As with the onstage demo, most of what the Touch Bar functionality Apple was showing off post-event involved its own proprietary applications — though I did see a brief demo of Excel, which was, as with Excel itself, a bit complicated to grok during a quick walk-through. With its software, on the other hand, the functionality was largely intuitive.
I could see myself getting the most use out of music playback, which includes a lot of the functionality currently built into the function keys, along with track scrubbing — something else that will likely appeal to video editors. It’s not quite the Surface Studio, but it’s easy to see how the company is essentially using the second display as a surrogate for touchscreens — something it has long refused to include in its line of computers.
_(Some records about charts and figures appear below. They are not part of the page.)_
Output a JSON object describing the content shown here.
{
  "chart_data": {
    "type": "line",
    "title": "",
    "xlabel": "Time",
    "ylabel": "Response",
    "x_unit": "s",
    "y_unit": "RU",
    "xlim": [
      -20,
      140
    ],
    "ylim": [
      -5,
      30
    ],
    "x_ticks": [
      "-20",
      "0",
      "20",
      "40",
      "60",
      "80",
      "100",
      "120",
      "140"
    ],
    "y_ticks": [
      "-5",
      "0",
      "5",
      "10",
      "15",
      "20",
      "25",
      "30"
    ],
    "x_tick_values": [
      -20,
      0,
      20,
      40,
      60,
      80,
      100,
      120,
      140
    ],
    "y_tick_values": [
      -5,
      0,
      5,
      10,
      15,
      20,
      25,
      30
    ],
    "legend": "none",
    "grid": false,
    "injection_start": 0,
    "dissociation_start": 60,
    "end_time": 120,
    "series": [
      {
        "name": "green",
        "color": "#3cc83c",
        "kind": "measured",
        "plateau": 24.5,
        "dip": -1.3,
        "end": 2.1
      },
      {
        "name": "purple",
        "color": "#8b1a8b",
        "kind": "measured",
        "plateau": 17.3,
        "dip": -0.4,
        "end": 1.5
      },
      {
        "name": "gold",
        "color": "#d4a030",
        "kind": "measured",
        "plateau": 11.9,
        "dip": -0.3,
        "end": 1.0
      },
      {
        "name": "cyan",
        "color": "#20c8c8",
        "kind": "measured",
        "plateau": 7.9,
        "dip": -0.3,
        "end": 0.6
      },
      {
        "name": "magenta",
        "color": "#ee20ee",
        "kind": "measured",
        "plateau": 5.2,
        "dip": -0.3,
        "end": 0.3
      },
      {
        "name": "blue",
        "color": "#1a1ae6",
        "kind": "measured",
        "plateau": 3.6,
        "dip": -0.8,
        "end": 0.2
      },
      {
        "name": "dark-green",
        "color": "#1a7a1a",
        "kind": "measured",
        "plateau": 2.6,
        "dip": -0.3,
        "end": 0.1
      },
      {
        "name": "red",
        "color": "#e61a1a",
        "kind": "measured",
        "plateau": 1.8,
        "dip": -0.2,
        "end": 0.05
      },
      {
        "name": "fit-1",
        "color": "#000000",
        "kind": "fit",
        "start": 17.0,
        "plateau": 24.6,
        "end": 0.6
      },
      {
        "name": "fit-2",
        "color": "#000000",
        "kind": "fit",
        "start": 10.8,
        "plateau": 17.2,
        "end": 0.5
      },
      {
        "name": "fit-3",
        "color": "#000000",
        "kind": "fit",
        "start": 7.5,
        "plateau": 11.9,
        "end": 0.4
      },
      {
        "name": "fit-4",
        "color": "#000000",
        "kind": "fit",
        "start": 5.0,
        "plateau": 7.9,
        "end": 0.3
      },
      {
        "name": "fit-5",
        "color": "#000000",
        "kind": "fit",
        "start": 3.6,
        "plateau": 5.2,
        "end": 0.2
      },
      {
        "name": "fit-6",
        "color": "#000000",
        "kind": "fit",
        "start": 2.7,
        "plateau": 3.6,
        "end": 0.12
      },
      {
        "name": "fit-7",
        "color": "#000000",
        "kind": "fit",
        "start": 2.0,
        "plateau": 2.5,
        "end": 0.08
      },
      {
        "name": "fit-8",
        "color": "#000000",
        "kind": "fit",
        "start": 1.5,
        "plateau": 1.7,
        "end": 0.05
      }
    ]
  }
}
On a whole, color is used sparingly with the buttons, in-line with the keyboard itself, though some is used here and there to highlight some functionality — the flag in email is red, for example. Emojis, on the other hand, are a regular explosion of color. And they’ve invaded the MacBook in a big way.
We’ve long been monitoring the continuously blurred line between MacOS and iOS, through features like Control Panel on the desktop. It’s continued here, but it’s happening on a front most didn’t predict: that tiny swath of real estate between the screen and keyboard. Like iOS, the Touch Bar pops up your most frequently used emojis by default. You can also scroll through them. The scrolling is quick and responsive, but I could certainly imagine it getting tedious when the time comes to pull up something more obscure.
The keyboard, meanwhile, is similar to the version on the latest MacBook, featuring an improved version of the Butterfly Switch technology. It felt a little less soft, but unlike the trackpad, the company hasn’t quite mimicked the old-school keyboard. Granted, it’s hard to draw too firm a conclusion having only spent a small amount of time with it, thus far.
Also worth a mention are the speakers, which have been noticeably improved over the last version. They’re both louder and richer. Apple calls them “room-filling,” though I listened to them in a pretty large room. So, more on that, along with everything else when review time rolls around.